Au Jean Vilar, où la directrice Cécile Van Snick s'est attaquée à Georges Feydeau, avec Chat en poche. La tâche n'était pas aisée car le théâtre de Feydeau est sans doute le plus difficile à monter. C'est une mécanique de précision qui exige des interprètes minutie et rigueur pour « passer la rampe ». On marche sur de la corde raide et mal joué, on tombe vite dans le vulgaire et le scabreux. En outre, Feydeau, par son extraordinaire virtuosité de langage, est à ce point connoté « Comédie-Française » qu'il est assez peu joué en dehors de l'Hexagone. La trame de ses pièces et surtout la manière dont il les traite sont à la fois absurdes, irrationnels et drôles.

 
 Le chat en poche © DR 

C'est le cas de Chat en poche, deuxième longue pièce écrite par Feydeau (peut-être pas la meilleure), créée à Paris en 1888 (avec assez peu de succès). Comme toutes les pièces de ce vaudevilliste virtuose, Chat en poche est basé sur un quiproquo initial qui en entraîne d'autres à sa suite. L'argument : Pacarel, bourgeois enrichi dans le commerce du sucre (« par l'exploitation des diabétiques »), s'entiche de monter à l'Opéra de Paris le Faust de Gounod, mais réécrit et recomposé par sa fille. Pour en assurer le succès, il fait venir un célèbre ténor de l'Opéra de Bordeaux. Arrive alors un jeune homme, venu de Bordeaux certes, mais pas du tout le ténor attendu. Il s'agit du fils de son ami Dufausset venu faire ses études de droit à Paris. Va s'en suivre une cascade de malentendus alimentée par des dialogues de sourds et des apartés visage tourné vers le public.

 
 Le chat en poche © DR 

Le théâtre de Feydeau exige de la part du spectateur une acceptation de conventions théâtrales extrêmes. Ce surpassement ne peut être obtenu que par le savoir-faire des acteurs et l'habileté du metteur en scène. Cécile Van Snick et sa troupe de huit comédiens y sont globalement parvenus. Bernard Sens est un Pacarel bouffi de vanité. Arthur Marbaix interprète le bien nommé Dufausset qui chante faux pour le plus grand plaisir des spectateurs. Quentin Minon joue Lanoix de Vaux, le prétendant très peu enamouré de Julie (incarnée aimablement par Julia Le Faou), la fille de Pascarel. Le reste de la distribution (Marie Avril, Stéphane Strubé, Frédéric Lepers et Laurence Warin) suit allègrement le tempo du génie comique de Feydeau.

 
 Le chat en poche © DR 

Le décor moiré de Lionel Lesire, tout comme les costumes chamarrés, sont intemporels. La scène est même dépourvue d'éléments pourtant généralement considérés comme inévitables au Vaudeville : les portes. En revanche, on y trouve beaucoup de tabourets transbahutés par les acteurs au gré de l'action.

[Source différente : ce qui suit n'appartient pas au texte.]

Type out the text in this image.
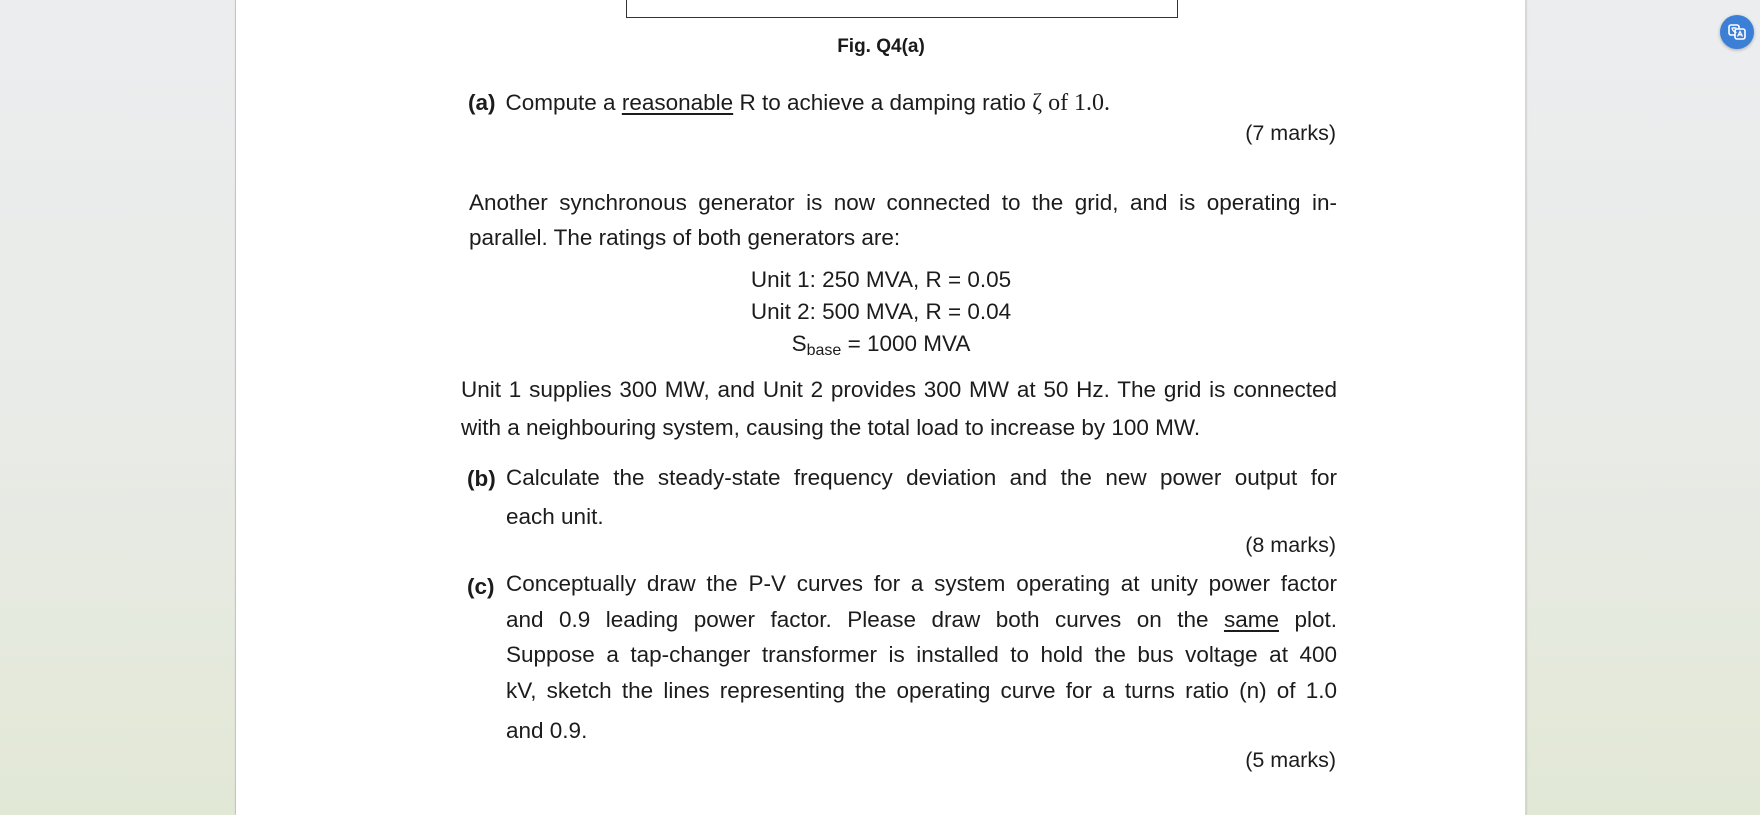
Fig. Q4(a)
(a) Compute a reasonable R to achieve a damping ratio ζ of 1.0.
(7 marks)
Another synchronous generator is now connected to the grid, and is operating in-
parallel. The ratings of both generators are:
Unit 1: 250 MVA, R = 0.05
Unit 2: 500 MVA, R = 0.04
$S_{base} = 1000$ MVA
Unit 1 supplies 300 MW, and Unit 2 provides 300 MW at 50 Hz. The grid is connected
with a neighbouring system, causing the total load to increase by 100 MW.
(b) Calculate the steady-state frequency deviation and the new power output for
each unit.
(8 marks)
(c) Conceptually draw the P-V curves for a system operating at unity power factor
and 0.9 leading power factor. Please draw both curves on the same plot.
Suppose a tap-changer transformer is installed to hold the bus voltage at 400
kV, sketch the lines representing the operating curve for a turns ratio (n) of 1.0
and 0.9.
(5 marks)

Un spectacle festif approprié à cette fin d'année où le public ne sera pas trompé sur la marchandise, où il n'aura donc pas acquis un chat en poche.

À voir jusqu'au 11 décembre, puis du 28 au 31 décembre. 

 
 Les conjoints © DR 

Au Théâtre de La Valette à Ittre, avec Les Conjoints, c'est une autre histoire et racontée sur un ton bien différent. Le prolifique (plus de 20 pièces à son actif) auteur Éric Assous nous propose une comédie grinçante sur son thème favori : les relations entre hommes et femmes et la fragilité du couple. Cet homme a de l'amour une vision qui se veut désespérément lucide. La première scène de la pièce commence dans une ambiance tendue. Delphine (Catherine Conet) reproche à son mari Xavier (Marc Deroy) d'avoir invité à dîner leur vieil ami Bob (Michel Wright). Bob est en instance de divorce et Delphine a pris parti pour l'épouse délaissée. La tension monte quand Xavier, embarrassé, explique que Bob viendra avec sa nouvelle compagne, la séduisante Garance (Laura Fautré), de plus de vingt ans sa cadette. Et on est proche du point de rupture quand Delphine apprend que son mari, de plus en plus embrouillé, connaît bien cette Garance...

 
 Les conjoints © DR 

Un gros gain au Lotto va rendre encore un peu plus compliquées les relations entre ces personnages. À cette situation de départ viendront se greffer et s'entrelacer des détours et retours en arrière et se terminera sur une ébauche de projection dans l'avenir. Voici comment Fabrice Gardin, le metteur en scène, parle des personnages : " Chaque personnage à sa personnalité, son moteur, son énergie, son caractère, sa place sociale... Ils sont intelligents, cultivés, et, surtout, démontrent un cynisme à toute épreuve. Et c'est ça qui fait le sel de la pièce. On s'attache, petit à petit, à des personnages qui sont d'un niveau de noirceur très élevé. Qu'y-a-t-il de plus intéressant que de faire rire avec la part sombre de l'homme... "

 
 Les conjoints © DR 

Si Éric Assous est français, sa façon, son approche et son humour s'apparentent à l'esprit des dramaturges et scénaristes anglo-saxons. Singulièrement dans Les Conjoints ; il y a du Harold Pinter dans cette pièce-là. On y retrouve un sens du dialogue et de la construction du récit brillamment efficaces.
La pièce est interprétée par un quatuor de comédiens remarquables, parfaitement dans le ton. Catherine Conet, une présence scénique confondante. Marc Deroy, le gentil mari, peut-être moins naïf qu'il y paraît. Laura Fautré, à la troublante jeunesse, mais sincère ou calculatrice ? Michel Wright, d'un inquiétant cynisme naturel.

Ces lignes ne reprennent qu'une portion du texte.